ГЛАВА ДВАДЦАТЬ СЕДЬМАЯ
Разломанная крыша. - Погоня. - Мустаджа, кандидат исторических наук, досказывает Мамеду и Шварке одну подробность о старой ханской крепости, которую он опустил в своем рассказе.

Молодой человек еще продолжал свой рассказ, но гости уже собирались в дорогу. Мой сосед засунул четки в мешок, и длинноусый крестьянин выколотил о стол свою трубку. А я сидел на скамье. Я опять сидел на скамье и притворялся спящим, потому что ничего другого мне не оставалось делать.

Я бросался от одной мысли к другой, и все они были нелепы. Разбудить кочевника с охотничьей двухстволкой? Но что он поймет спросонья? Украсть самому ружье? Но даже если овчарки будут в это время спать, что я могу сделать, тринадцатилетний мальчик, с двумя бандитами, каждый из которых пристрелит меня раньше, чем я успею хоть слово пикнуть?

Все, что здесь произошло, произошло так внезапно, что до сих пор мне трудно рассказывать об этом по порядку. Кажется, за стеной чайханы заплакал ребенок, и женский голос сердито крикнул, чтобы напоили быков. Кочевники уже собирались в дорогу. Нужно было что-то делать немедленно, - может быть, просто закричать: «Хватайте этих людей»-и я вскочил и открыл глаза. И первое, что я увидел - это человека в дверях чайханы, державшего винтовку на вскидку, и рядом с ним Бостана, который указывал пальцем в угол.

Было очень тихо. Шварке стоял, всем телом навалившись на стол, а Мамед медленно поднимал руки к потолку.

А затем лампа со звоном обрушилась на стол и погасла, и при вспышке выстрела я увидел чьи-то ноги, взметнувшиеся на воздух перед моим лицом, и вспышки ответных выстрелов, три подряд, и когда выстрелы вдруг оборвались - снова пустой четырехугольник дверей и в потолке, в раскиданном тростниковом настиле, совсем уже утреннее небо.

Я понял одно: Мамед и Шварке бежали, и с криком выскочил из чайханы. Мимо меня на неоседланном коне промчался милиционер, причем я разглядел только то, что он бос и крест-накрест перепоясан патронными лентами; метались овцы, и кочевник с двухстволкой в руках стоял на дороге, свистом созывая бесновавшихся вокруг него псов. Я не удивился, каким образом Бостан, все время сидевший рядом со мной в чайхане, вдруг оказался на дороге с кочевниками и откуда здесь, в безлюдных горных лесах, появился этот странный милиционер, босой и с патронными лентами. Я тряс Бостана за плечо и требовал, чтобы он сказал мне одно: куда бежали те двое?

- Убирайся к черту! - крикнул он мне, отошел и лег ничком на землю. Конечно, не стоило спрашивать, куда они бежали. Густые заросли орешника вплотную подступали к чайхане. Над зарослями поднимался каменистый горный скат, замыкавшийся вдалеке почти отвесным обрывом, посредине которого, на одиноко выступающей скале, стояла ханская крепость.

Никто ничего не понимал, что случилось. Молодой человек, похожий на студента, чтобы скоротать ночь, рассказывал о хане, сражавшемся с персами на узкой горной тропинке, - и вдруг - выстрел, и со звоном падает лампа, и двое гостей бегут, раскидав крышу. Больше всех сокрушался чайханщик. Второй год он заведует этой чайханой, и никогда, никогда не случалось ничего подобного. Каждую ночь напролет ночуют у него колхозники и экскурсанты и ученые люди, изучающие природу окрестных гор, и все, все под утро расстаются друзьями.
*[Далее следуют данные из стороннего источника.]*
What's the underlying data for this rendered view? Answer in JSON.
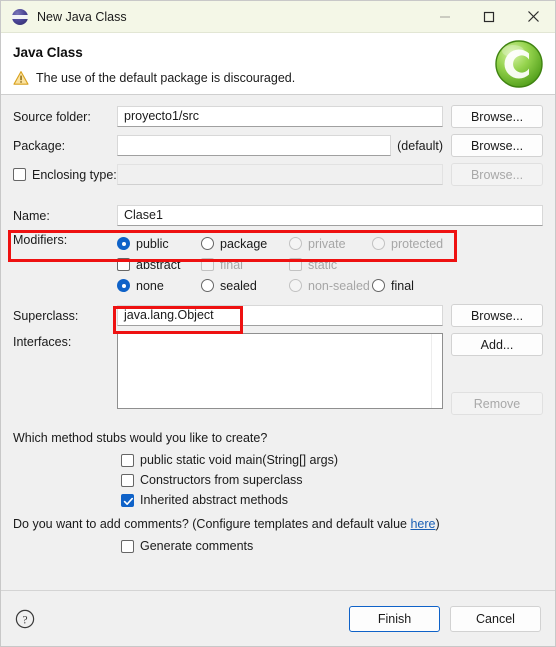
{
  "window": {
    "title": "New Java Class",
    "icon": "java-class-icon",
    "controls": {
      "minimize": "minimize-icon",
      "maximize": "maximize-icon",
      "close": "close-icon"
    }
  },
  "header": {
    "title": "Java Class",
    "message": "The use of the default package is discouraged.",
    "message_icon": "warning-icon",
    "logo": "eclipse-class-logo",
    "warning_color": "#e8a72e",
    "logo_color": "#7ac943"
  },
  "form": {
    "source_folder": {
      "label": "Source folder:",
      "value": "proyecto1/src",
      "browse": "Browse..."
    },
    "package": {
      "label": "Package:",
      "value": "",
      "suffix": "(default)",
      "browse": "Browse..."
    },
    "enclosing_type": {
      "label": "Enclosing type:",
      "value": "",
      "checked": false,
      "browse": "Browse..."
    },
    "name": {
      "label": "Name:",
      "value": "Clase1"
    },
    "modifiers": {
      "label": "Modifiers:",
      "row1": [
        {
          "label": "public",
          "checked": true,
          "enabled": true
        },
        {
          "label": "package",
          "checked": false,
          "enabled": true
        },
        {
          "label": "private",
          "checked": false,
          "enabled": false
        },
        {
          "label": "protected",
          "checked": false,
          "enabled": false
        }
      ],
      "row2": [
        {
          "label": "abstract",
          "checked": false,
          "enabled": true
        },
        {
          "label": "final",
          "checked": false,
          "enabled": false
        },
        {
          "label": "static",
          "checked": false,
          "enabled": false
        }
      ],
      "row3": [
        {
          "label": "none",
          "checked": true,
          "enabled": true
        },
        {
          "label": "sealed",
          "checked": false,
          "enabled": true
        },
        {
          "label": "non-sealed",
          "checked": false,
          "enabled": false
        },
        {
          "label": "final",
          "checked": false,
          "enabled": true
        }
      ]
    },
    "superclass": {
      "label": "Superclass:",
      "value": "java.lang.Object",
      "browse": "Browse..."
    },
    "interfaces": {
      "label": "Interfaces:",
      "items": [],
      "add": "Add...",
      "remove": "Remove"
    },
    "stubs": {
      "question": "Which method stubs would you like to create?",
      "options": [
        {
          "label": "public static void main(String[] args)",
          "checked": false
        },
        {
          "label": "Constructors from superclass",
          "checked": false
        },
        {
          "label": "Inherited abstract methods",
          "checked": true
        }
      ]
    },
    "comments": {
      "text_before": "Do you want to add comments? (Configure templates and default value ",
      "link": "here",
      "text_after": ")",
      "option": {
        "label": "Generate comments",
        "checked": false
      }
    }
  },
  "footer": {
    "help": "help-icon",
    "finish": "Finish",
    "cancel": "Cancel"
  },
  "annotations": {
    "highlight_color": "#ee1111",
    "boxes": [
      {
        "name": "package-row-highlight"
      },
      {
        "name": "name-field-highlight"
      }
    ]
  }
}
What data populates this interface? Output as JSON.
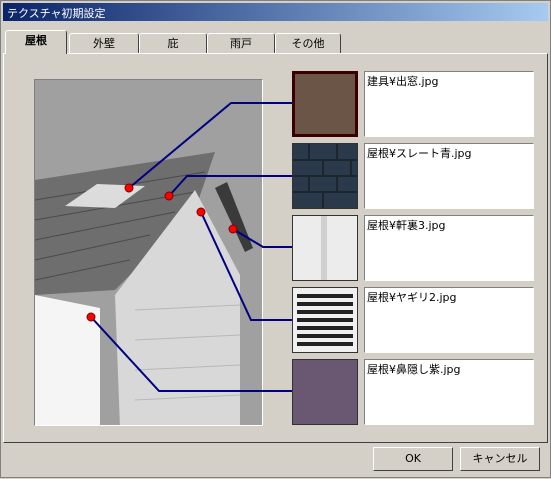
{
  "window": {
    "title": "テクスチャ初期設定"
  },
  "tabs": [
    {
      "label": "屋根"
    },
    {
      "label": "外壁"
    },
    {
      "label": "庇"
    },
    {
      "label": "雨戸"
    },
    {
      "label": "その他"
    }
  ],
  "textures": [
    {
      "file": "建具¥出窓.jpg",
      "color": "#6b5547"
    },
    {
      "file": "屋根¥スレート青.jpg",
      "color": "#2b3a4a"
    },
    {
      "file": "屋根¥軒裏3.jpg",
      "color": "#ececec"
    },
    {
      "file": "屋根¥ヤギリ2.jpg",
      "color": "#f0f0f0"
    },
    {
      "file": "屋根¥鼻隠し紫.jpg",
      "color": "#6a5872"
    }
  ],
  "buttons": {
    "ok": "OK",
    "cancel": "キャンセル"
  },
  "colors": {
    "leader_line": "#000080",
    "marker": "#ff0000"
  }
}
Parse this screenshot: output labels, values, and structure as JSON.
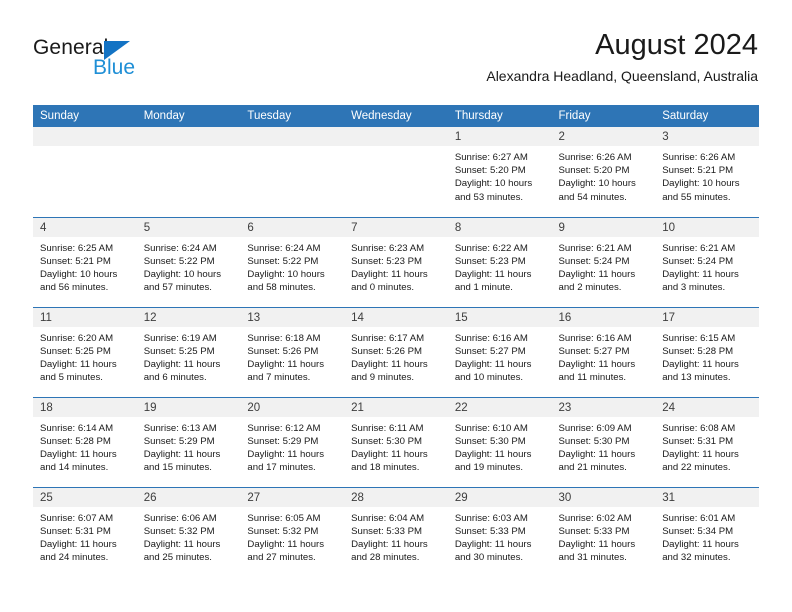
{
  "brand": {
    "name_part1": "General",
    "name_part2": "Blue"
  },
  "header": {
    "month_title": "August 2024",
    "location": "Alexandra Headland, Queensland, Australia"
  },
  "colors": {
    "header_blue": "#2e75b6",
    "logo_blue": "#1f8fd6",
    "daynum_band": "#f1f1f1"
  },
  "weekday_headers": [
    "Sunday",
    "Monday",
    "Tuesday",
    "Wednesday",
    "Thursday",
    "Friday",
    "Saturday"
  ],
  "chart_data": {
    "type": "table",
    "title": "August 2024",
    "subtitle": "Alexandra Headland, Queensland, Australia",
    "columns": [
      "Sunday",
      "Monday",
      "Tuesday",
      "Wednesday",
      "Thursday",
      "Friday",
      "Saturday"
    ]
  },
  "weeks": [
    [
      {
        "day": "",
        "empty": true,
        "sunrise": "",
        "sunset": "",
        "daylight1": "",
        "daylight2": ""
      },
      {
        "day": "",
        "empty": true,
        "sunrise": "",
        "sunset": "",
        "daylight1": "",
        "daylight2": ""
      },
      {
        "day": "",
        "empty": true,
        "sunrise": "",
        "sunset": "",
        "daylight1": "",
        "daylight2": ""
      },
      {
        "day": "",
        "empty": true,
        "sunrise": "",
        "sunset": "",
        "daylight1": "",
        "daylight2": ""
      },
      {
        "day": "1",
        "empty": false,
        "sunrise": "Sunrise: 6:27 AM",
        "sunset": "Sunset: 5:20 PM",
        "daylight1": "Daylight: 10 hours",
        "daylight2": "and 53 minutes."
      },
      {
        "day": "2",
        "empty": false,
        "sunrise": "Sunrise: 6:26 AM",
        "sunset": "Sunset: 5:20 PM",
        "daylight1": "Daylight: 10 hours",
        "daylight2": "and 54 minutes."
      },
      {
        "day": "3",
        "empty": false,
        "sunrise": "Sunrise: 6:26 AM",
        "sunset": "Sunset: 5:21 PM",
        "daylight1": "Daylight: 10 hours",
        "daylight2": "and 55 minutes."
      }
    ],
    [
      {
        "day": "4",
        "empty": false,
        "sunrise": "Sunrise: 6:25 AM",
        "sunset": "Sunset: 5:21 PM",
        "daylight1": "Daylight: 10 hours",
        "daylight2": "and 56 minutes."
      },
      {
        "day": "5",
        "empty": false,
        "sunrise": "Sunrise: 6:24 AM",
        "sunset": "Sunset: 5:22 PM",
        "daylight1": "Daylight: 10 hours",
        "daylight2": "and 57 minutes."
      },
      {
        "day": "6",
        "empty": false,
        "sunrise": "Sunrise: 6:24 AM",
        "sunset": "Sunset: 5:22 PM",
        "daylight1": "Daylight: 10 hours",
        "daylight2": "and 58 minutes."
      },
      {
        "day": "7",
        "empty": false,
        "sunrise": "Sunrise: 6:23 AM",
        "sunset": "Sunset: 5:23 PM",
        "daylight1": "Daylight: 11 hours",
        "daylight2": "and 0 minutes."
      },
      {
        "day": "8",
        "empty": false,
        "sunrise": "Sunrise: 6:22 AM",
        "sunset": "Sunset: 5:23 PM",
        "daylight1": "Daylight: 11 hours",
        "daylight2": "and 1 minute."
      },
      {
        "day": "9",
        "empty": false,
        "sunrise": "Sunrise: 6:21 AM",
        "sunset": "Sunset: 5:24 PM",
        "daylight1": "Daylight: 11 hours",
        "daylight2": "and 2 minutes."
      },
      {
        "day": "10",
        "empty": false,
        "sunrise": "Sunrise: 6:21 AM",
        "sunset": "Sunset: 5:24 PM",
        "daylight1": "Daylight: 11 hours",
        "daylight2": "and 3 minutes."
      }
    ],
    [
      {
        "day": "11",
        "empty": false,
        "sunrise": "Sunrise: 6:20 AM",
        "sunset": "Sunset: 5:25 PM",
        "daylight1": "Daylight: 11 hours",
        "daylight2": "and 5 minutes."
      },
      {
        "day": "12",
        "empty": false,
        "sunrise": "Sunrise: 6:19 AM",
        "sunset": "Sunset: 5:25 PM",
        "daylight1": "Daylight: 11 hours",
        "daylight2": "and 6 minutes."
      },
      {
        "day": "13",
        "empty": false,
        "sunrise": "Sunrise: 6:18 AM",
        "sunset": "Sunset: 5:26 PM",
        "daylight1": "Daylight: 11 hours",
        "daylight2": "and 7 minutes."
      },
      {
        "day": "14",
        "empty": false,
        "sunrise": "Sunrise: 6:17 AM",
        "sunset": "Sunset: 5:26 PM",
        "daylight1": "Daylight: 11 hours",
        "daylight2": "and 9 minutes."
      },
      {
        "day": "15",
        "empty": false,
        "sunrise": "Sunrise: 6:16 AM",
        "sunset": "Sunset: 5:27 PM",
        "daylight1": "Daylight: 11 hours",
        "daylight2": "and 10 minutes."
      },
      {
        "day": "16",
        "empty": false,
        "sunrise": "Sunrise: 6:16 AM",
        "sunset": "Sunset: 5:27 PM",
        "daylight1": "Daylight: 11 hours",
        "daylight2": "and 11 minutes."
      },
      {
        "day": "17",
        "empty": false,
        "sunrise": "Sunrise: 6:15 AM",
        "sunset": "Sunset: 5:28 PM",
        "daylight1": "Daylight: 11 hours",
        "daylight2": "and 13 minutes."
      }
    ],
    [
      {
        "day": "18",
        "empty": false,
        "sunrise": "Sunrise: 6:14 AM",
        "sunset": "Sunset: 5:28 PM",
        "daylight1": "Daylight: 11 hours",
        "daylight2": "and 14 minutes."
      },
      {
        "day": "19",
        "empty": false,
        "sunrise": "Sunrise: 6:13 AM",
        "sunset": "Sunset: 5:29 PM",
        "daylight1": "Daylight: 11 hours",
        "daylight2": "and 15 minutes."
      },
      {
        "day": "20",
        "empty": false,
        "sunrise": "Sunrise: 6:12 AM",
        "sunset": "Sunset: 5:29 PM",
        "daylight1": "Daylight: 11 hours",
        "daylight2": "and 17 minutes."
      },
      {
        "day": "21",
        "empty": false,
        "sunrise": "Sunrise: 6:11 AM",
        "sunset": "Sunset: 5:30 PM",
        "daylight1": "Daylight: 11 hours",
        "daylight2": "and 18 minutes."
      },
      {
        "day": "22",
        "empty": false,
        "sunrise": "Sunrise: 6:10 AM",
        "sunset": "Sunset: 5:30 PM",
        "daylight1": "Daylight: 11 hours",
        "daylight2": "and 19 minutes."
      },
      {
        "day": "23",
        "empty": false,
        "sunrise": "Sunrise: 6:09 AM",
        "sunset": "Sunset: 5:30 PM",
        "daylight1": "Daylight: 11 hours",
        "daylight2": "and 21 minutes."
      },
      {
        "day": "24",
        "empty": false,
        "sunrise": "Sunrise: 6:08 AM",
        "sunset": "Sunset: 5:31 PM",
        "daylight1": "Daylight: 11 hours",
        "daylight2": "and 22 minutes."
      }
    ],
    [
      {
        "day": "25",
        "empty": false,
        "sunrise": "Sunrise: 6:07 AM",
        "sunset": "Sunset: 5:31 PM",
        "daylight1": "Daylight: 11 hours",
        "daylight2": "and 24 minutes."
      },
      {
        "day": "26",
        "empty": false,
        "sunrise": "Sunrise: 6:06 AM",
        "sunset": "Sunset: 5:32 PM",
        "daylight1": "Daylight: 11 hours",
        "daylight2": "and 25 minutes."
      },
      {
        "day": "27",
        "empty": false,
        "sunrise": "Sunrise: 6:05 AM",
        "sunset": "Sunset: 5:32 PM",
        "daylight1": "Daylight: 11 hours",
        "daylight2": "and 27 minutes."
      },
      {
        "day": "28",
        "empty": false,
        "sunrise": "Sunrise: 6:04 AM",
        "sunset": "Sunset: 5:33 PM",
        "daylight1": "Daylight: 11 hours",
        "daylight2": "and 28 minutes."
      },
      {
        "day": "29",
        "empty": false,
        "sunrise": "Sunrise: 6:03 AM",
        "sunset": "Sunset: 5:33 PM",
        "daylight1": "Daylight: 11 hours",
        "daylight2": "and 30 minutes."
      },
      {
        "day": "30",
        "empty": false,
        "sunrise": "Sunrise: 6:02 AM",
        "sunset": "Sunset: 5:33 PM",
        "daylight1": "Daylight: 11 hours",
        "daylight2": "and 31 minutes."
      },
      {
        "day": "31",
        "empty": false,
        "sunrise": "Sunrise: 6:01 AM",
        "sunset": "Sunset: 5:34 PM",
        "daylight1": "Daylight: 11 hours",
        "daylight2": "and 32 minutes."
      }
    ]
  ]
}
Я рассказал чайханщику и его гостям о том, кто были эти двое гостей. Меня слушали недоверчиво, но, когда я подтвердил все сказанное моим честным словом и сослался на Бостана, все стали кричать и наперебой ругать милиционера за промах. Чайханщик даже вооружился длинным кинжалом, которым он резал овец, и первый кинулся в заросли искать следы, но ничего не нашел и скоро вернулся обратно.

Теперь я все-таки узнал, как все это произошло. Вместе с семьей кочевников, отставшей от своего племени, шел кочевой милиционер. Я никогда до этого не слыхал, что на кочевьях есть свои милиционеры, кочующие вместе с племенами, охраняющие их, отличные наездники и стрелки. Когда я вышел из чайханы, Гумай (так звали кочевника-милиционера) спал, накрывшись буркой, и я его не заметил. Потом я опять сидел за столом и, притворяясь спящим, ломал себе голову над тем, что же мне предпринять, а Бостан в это время вышел за дверь, натолкнулся на спящего Гумая, рассказал ему, что за люди сидят в чайхане, и потребовал, чтобы он задержал их.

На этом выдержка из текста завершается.